The storyline also centers around a trope that I have discovered generally tends to frustrate me, which I have dubbed Engagement Chicken. The game of Engagement Chicken, a popular pastime in the Regency period as far as I can tell from romance novels, is played something like this:

Character A: Character B, whom I secretly love, has become engaged to someone else! So now I will become engaged to someone else. TAKE THAT, CHARACTER B.
Character B: Wait, now that you're engaged to someone else I have figured out I love you! But I can't break my engagement unless Character C also wants to break it.
Character C: I have realized my terrible mistake in getting engaged to Character B, but I can't break my engagement unless Character B also wants to break it.
Character A: Hah, I knew you didn't love Character C!
Character B: SHUT UP I AM TOTALLY MARRYING CHARACTER C AND I HATE YOU.
Character A: Anyway, I can only break my engagement to Character D if they also want to break our engagement!
Character B: . . . so, hypothetically speaking, Character C, what are the circumstances under which you would break our engagement?
Character C: I would never break our engagement!
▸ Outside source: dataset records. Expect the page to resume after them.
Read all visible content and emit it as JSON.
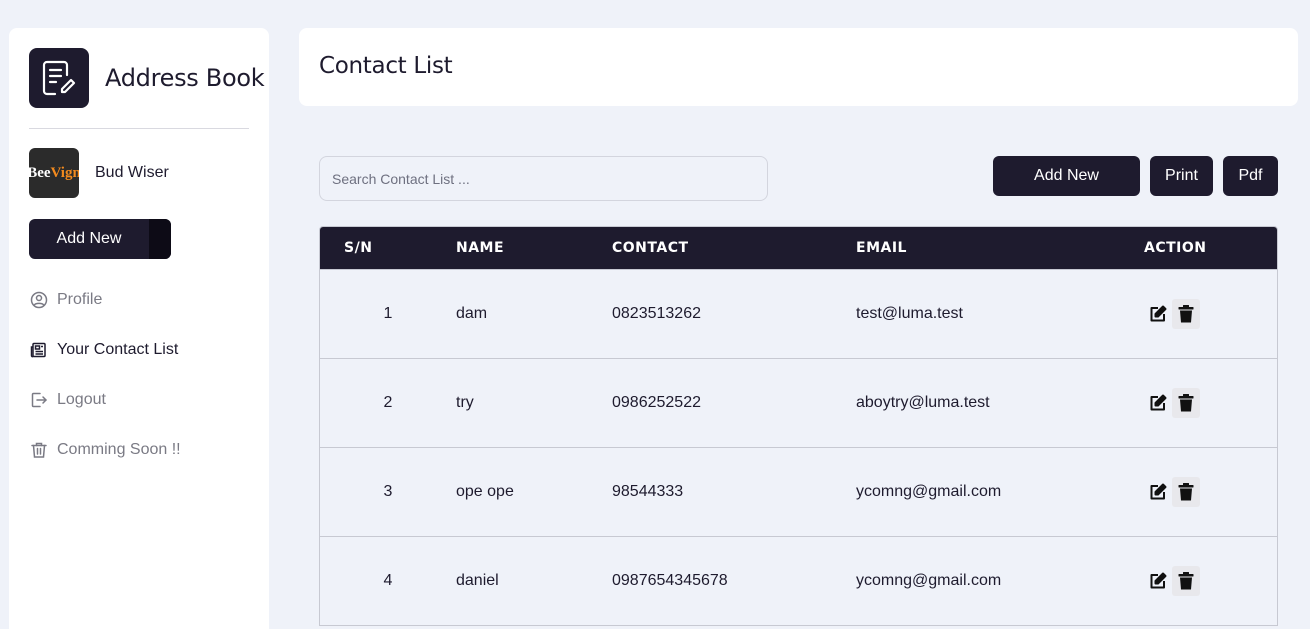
{
  "app": {
    "title": "Address Book",
    "user_name": "Bud Wiser",
    "avatar_text_1": "Bee",
    "avatar_text_2": "Vign",
    "sidebar_add_label": "Add New"
  },
  "nav": [
    {
      "label": "Profile",
      "icon": "user-circle-icon",
      "active": false
    },
    {
      "label": "Your Contact List",
      "icon": "newspaper-icon",
      "active": true
    },
    {
      "label": "Logout",
      "icon": "logout-icon",
      "active": false
    },
    {
      "label": "Comming Soon !!",
      "icon": "trash-icon",
      "active": false
    }
  ],
  "header": {
    "title": "Contact List"
  },
  "toolbar": {
    "search_placeholder": "Search Contact List ...",
    "add_label": "Add New",
    "print_label": "Print",
    "pdf_label": "Pdf"
  },
  "table": {
    "columns": [
      "S/N",
      "NAME",
      "CONTACT",
      "EMAIL",
      "ACTION"
    ],
    "rows": [
      {
        "sn": "1",
        "name": "dam",
        "contact": "0823513262",
        "email": "test@luma.test"
      },
      {
        "sn": "2",
        "name": "try",
        "contact": "0986252522",
        "email": "aboytry@luma.test"
      },
      {
        "sn": "3",
        "name": "ope ope",
        "contact": "98544333",
        "email": "ycomng@gmail.com"
      },
      {
        "sn": "4",
        "name": "daniel",
        "contact": "0987654345678",
        "email": "ycomng@gmail.com"
      }
    ]
  },
  "colors": {
    "primary": "#1e1b2e",
    "background": "#eff2f9",
    "card": "#ffffff",
    "muted_text": "#7a7a84"
  }
}
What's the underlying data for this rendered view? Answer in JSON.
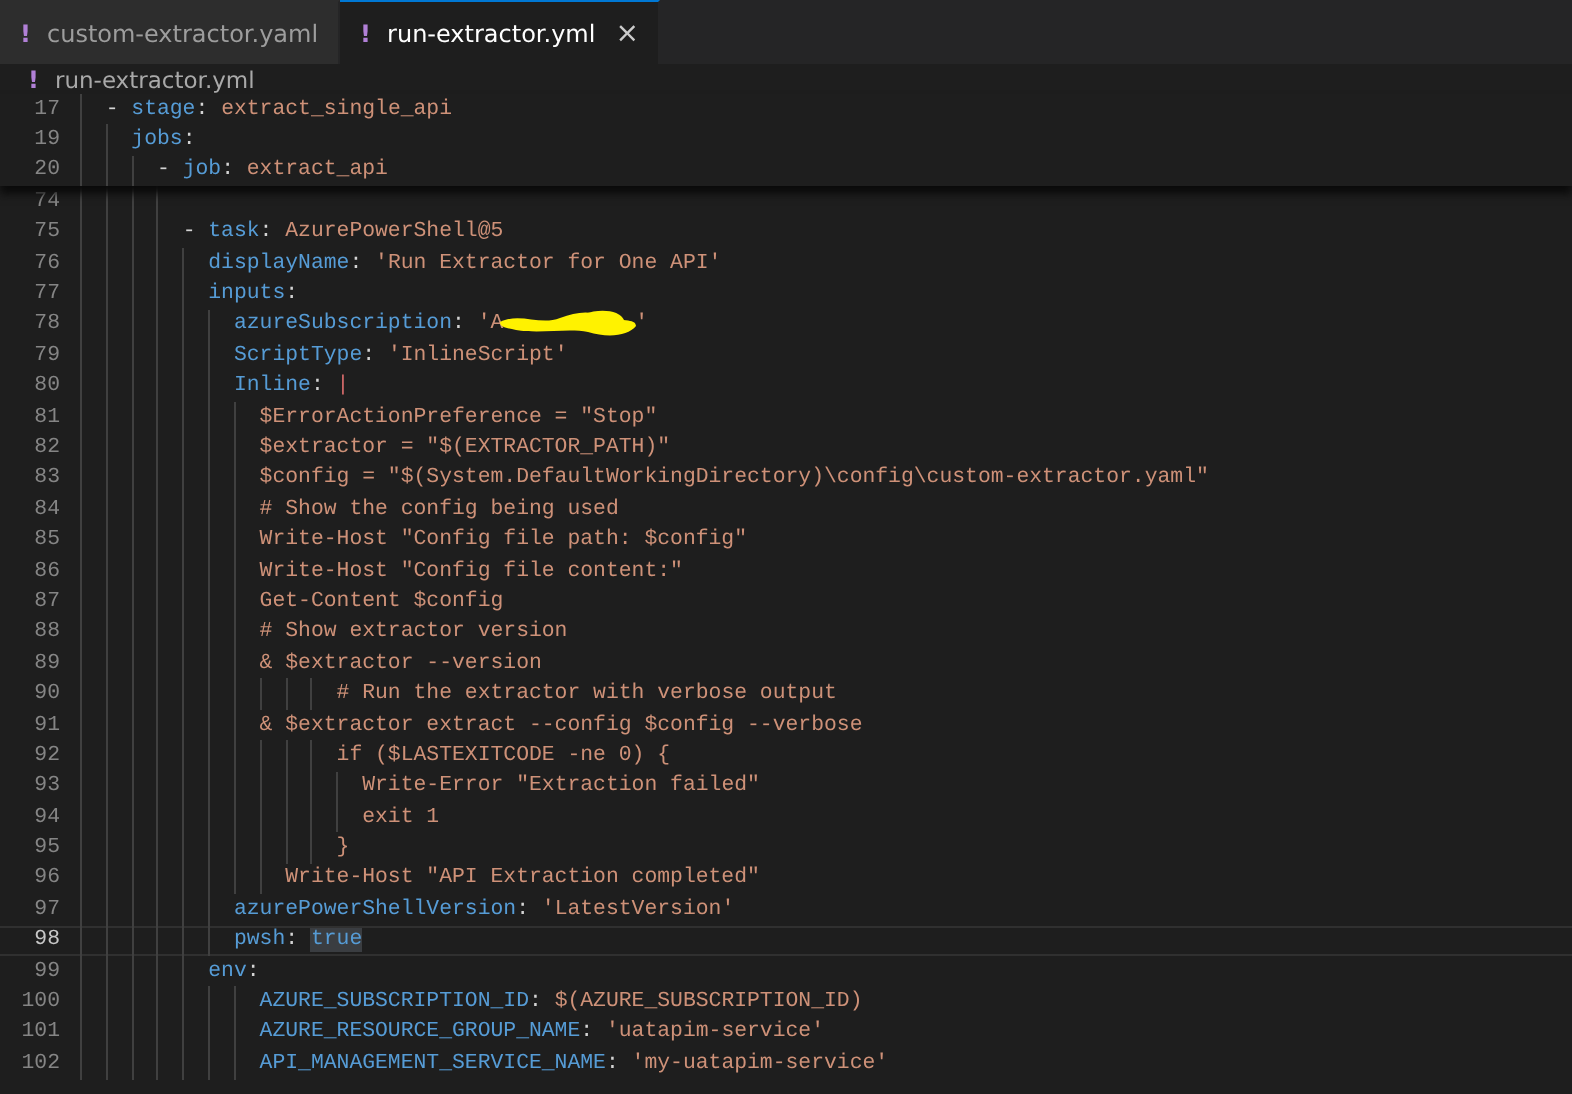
{
  "tabs": [
    {
      "icon": "!",
      "label": "custom-extractor.yaml",
      "selected": false
    },
    {
      "icon": "!",
      "label": "run-extractor.yml",
      "selected": true,
      "close": "×"
    }
  ],
  "breadcrumb": {
    "icon": "!",
    "label": "run-extractor.yml"
  },
  "sticky_lines": [
    {
      "number": "17",
      "current": false,
      "segments": [
        {
          "kind": "punct",
          "text": "- "
        },
        {
          "kind": "key",
          "text": "stage"
        },
        {
          "kind": "punct",
          "text": ": "
        },
        {
          "kind": "string",
          "text": "extract_single_api"
        }
      ],
      "children": [
        {
          "number": "19",
          "current": false,
          "segments": [
            {
              "kind": "key",
              "text": "jobs"
            },
            {
              "kind": "punct",
              "text": ":"
            }
          ],
          "children": [
            {
              "number": "20",
              "current": false,
              "segments": [
                {
                  "kind": "punct",
                  "text": "- "
                },
                {
                  "kind": "key",
                  "text": "job"
                },
                {
                  "kind": "punct",
                  "text": ": "
                },
                {
                  "kind": "string",
                  "text": "extract_api"
                }
              ]
            }
          ]
        }
      ]
    }
  ],
  "lines": [
    {
      "children": [
        {
          "children": [
            {
              "children": [
                {
                  "number": "74",
                  "current": false
                },
                {
                  "number": "75",
                  "current": false,
                  "segments": [
                    {
                      "kind": "punct",
                      "text": "- "
                    },
                    {
                      "kind": "key",
                      "text": "task"
                    },
                    {
                      "kind": "punct",
                      "text": ": "
                    },
                    {
                      "kind": "string",
                      "text": "AzurePowerShell@5"
                    }
                  ],
                  "children": [
                    {
                      "number": "76",
                      "current": false,
                      "segments": [
                        {
                          "kind": "key",
                          "text": "displayName"
                        },
                        {
                          "kind": "punct",
                          "text": ": "
                        },
                        {
                          "kind": "string",
                          "text": "'Run Extractor for One API'"
                        }
                      ]
                    },
                    {
                      "number": "77",
                      "current": false,
                      "segments": [
                        {
                          "kind": "key",
                          "text": "inputs"
                        },
                        {
                          "kind": "punct",
                          "text": ":"
                        }
                      ],
                      "children": [
                        {
                          "number": "78",
                          "current": false,
                          "segments": [
                            {
                              "kind": "key",
                              "text": "azureSubscription"
                            },
                            {
                              "kind": "punct",
                              "text": ": "
                            },
                            {
                              "kind": "string",
                              "text": "'A"
                            },
                            {
                              "kind": "redacted"
                            },
                            {
                              "kind": "string",
                              "text": "'"
                            }
                          ]
                        },
                        {
                          "number": "79",
                          "current": false,
                          "segments": [
                            {
                              "kind": "key",
                              "text": "ScriptType"
                            },
                            {
                              "kind": "punct",
                              "text": ": "
                            },
                            {
                              "kind": "string",
                              "text": "'InlineScript'"
                            }
                          ]
                        },
                        {
                          "number": "80",
                          "current": false,
                          "segments": [
                            {
                              "kind": "key",
                              "text": "Inline"
                            },
                            {
                              "kind": "punct",
                              "text": ": "
                            },
                            {
                              "kind": "pipe",
                              "text": "|"
                            }
                          ],
                          "children": [
                            {
                              "number": "81",
                              "current": false,
                              "segments": [
                                {
                                  "kind": "string",
                                  "text": "$ErrorActionPreference = \"Stop\""
                                }
                              ]
                            },
                            {
                              "number": "82",
                              "current": false,
                              "segments": [
                                {
                                  "kind": "string",
                                  "text": "$extractor = \"$(EXTRACTOR_PATH)\""
                                }
                              ]
                            },
                            {
                              "number": "83",
                              "current": false,
                              "segments": [
                                {
                                  "kind": "string",
                                  "text": "$config = \"$(System.DefaultWorkingDirectory)\\config\\custom-extractor.yaml\""
                                }
                              ]
                            },
                            {
                              "number": "84",
                              "current": false,
                              "segments": [
                                {
                                  "kind": "string",
                                  "text": "# Show the config being used"
                                }
                              ]
                            },
                            {
                              "number": "85",
                              "current": false,
                              "segments": [
                                {
                                  "kind": "string",
                                  "text": "Write-Host \"Config file path: $config\""
                                }
                              ]
                            },
                            {
                              "number": "86",
                              "current": false,
                              "segments": [
                                {
                                  "kind": "string",
                                  "text": "Write-Host \"Config file content:\""
                                }
                              ]
                            },
                            {
                              "number": "87",
                              "current": false,
                              "segments": [
                                {
                                  "kind": "string",
                                  "text": "Get-Content $config"
                                }
                              ]
                            },
                            {
                              "number": "88",
                              "current": false,
                              "segments": [
                                {
                                  "kind": "string",
                                  "text": "# Show extractor version"
                                }
                              ]
                            },
                            {
                              "number": "89",
                              "current": false,
                              "segments": [
                                {
                                  "kind": "string",
                                  "text": "& $extractor --version"
                                }
                              ]
                            },
                            {
                              "children": [
                                {
                                  "children": [
                                    {
                                      "children": [
                                        {
                                          "number": "90",
                                          "current": false,
                                          "segments": [
                                            {
                                              "kind": "string",
                                              "text": "# Run the extractor with verbose output"
                                            }
                                          ]
                                        }
                                      ]
                                    }
                                  ]
                                }
                              ]
                            },
                            {
                              "number": "91",
                              "current": false,
                              "segments": [
                                {
                                  "kind": "string",
                                  "text": "& $extractor extract --config $config --verbose"
                                }
                              ]
                            },
                            {
                              "children": [
                                {
                                  "children": [
                                    {
                                      "children": [
                                        {
                                          "number": "92",
                                          "current": false,
                                          "segments": [
                                            {
                                              "kind": "string",
                                              "text": "if ($LASTEXITCODE -ne 0) {"
                                            }
                                          ],
                                          "children": [
                                            {
                                              "number": "93",
                                              "current": false,
                                              "segments": [
                                                {
                                                  "kind": "string",
                                                  "text": "Write-Error \"Extraction failed\""
                                                }
                                              ]
                                            },
                                            {
                                              "number": "94",
                                              "current": false,
                                              "segments": [
                                                {
                                                  "kind": "string",
                                                  "text": "exit 1"
                                                }
                                              ]
                                            }
                                          ]
                                        },
                                        {
                                          "number": "95",
                                          "current": false,
                                          "segments": [
                                            {
                                              "kind": "string",
                                              "text": "}"
                                            }
                                          ]
                                        }
                                      ]
                                    }
                                  ]
                                }
                              ]
                            },
                            {
                              "children": [
                                {
                                  "number": "96",
                                  "current": false,
                                  "segments": [
                                    {
                                      "kind": "string",
                                      "text": "Write-Host \"API Extraction completed\""
                                    }
                                  ]
                                }
                              ]
                            }
                          ]
                        },
                        {
                          "number": "97",
                          "current": false,
                          "segments": [
                            {
                              "kind": "key",
                              "text": "azurePowerShellVersion"
                            },
                            {
                              "kind": "punct",
                              "text": ": "
                            },
                            {
                              "kind": "string",
                              "text": "'LatestVersion'"
                            }
                          ]
                        },
                        {
                          "number": "98",
                          "current": true,
                          "segments": [
                            {
                              "kind": "key",
                              "text": "pwsh"
                            },
                            {
                              "kind": "punct",
                              "text": ": "
                            },
                            {
                              "kind": "highlighted",
                              "text": "true"
                            }
                          ]
                        }
                      ]
                    },
                    {
                      "number": "99",
                      "current": false,
                      "segments": [
                        {
                          "kind": "key",
                          "text": "env"
                        },
                        {
                          "kind": "punct",
                          "text": ":"
                        }
                      ],
                      "children": [
                        {
                          "children": [
                            {
                              "number": "100",
                              "current": false,
                              "segments": [
                                {
                                  "kind": "key",
                                  "text": "AZURE_SUBSCRIPTION_ID"
                                },
                                {
                                  "kind": "punct",
                                  "text": ": "
                                },
                                {
                                  "kind": "string",
                                  "text": "$(AZURE_SUBSCRIPTION_ID)"
                                }
                              ]
                            },
                            {
                              "number": "101",
                              "current": false,
                              "segments": [
                                {
                                  "kind": "key",
                                  "text": "AZURE_RESOURCE_GROUP_NAME"
                                },
                                {
                                  "kind": "punct",
                                  "text": ": "
                                },
                                {
                                  "kind": "string",
                                  "text": "'uatapim-service'"
                                }
                              ]
                            },
                            {
                              "number": "102",
                              "current": false,
                              "segments": [
                                {
                                  "kind": "key",
                                  "text": "API_MANAGEMENT_SERVICE_NAME"
                                },
                                {
                                  "kind": "punct",
                                  "text": ": "
                                },
                                {
                                  "kind": "string",
                                  "text": "'my-uatapim-service'"
                                }
                              ]
                            }
                          ]
                        }
                      ]
                    }
                  ]
                }
              ]
            }
          ]
        }
      ]
    }
  ]
}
Unless, I mean, unless you wanted to break our engagement.
Character B: What, I mean, why would you even think that? Damn our inevitable misery, full speed ahead!
Character D: I have realized my terrible mistake in getting engaged to Character A, but I can't break my engagement unless Character A also wants to break it . . .
EVERYONE: *sits around and stares hard at each other as the wedding dates approach until SOMEONE finally gets fed up enough to break their engagement, generally in the last five pages of the book*

Sometimes there is only one engagement involved, sometimes there are two or three, but it always involves a lot of sitting around and agonizing over the terrible mistake they have made and how they can possibly extricate themselves.

Is there already a name for this trope, or have I discovered a new one? And are there enough examples that it could, say, justify a TVtropes page? Flist, your input and examples would be appreciated!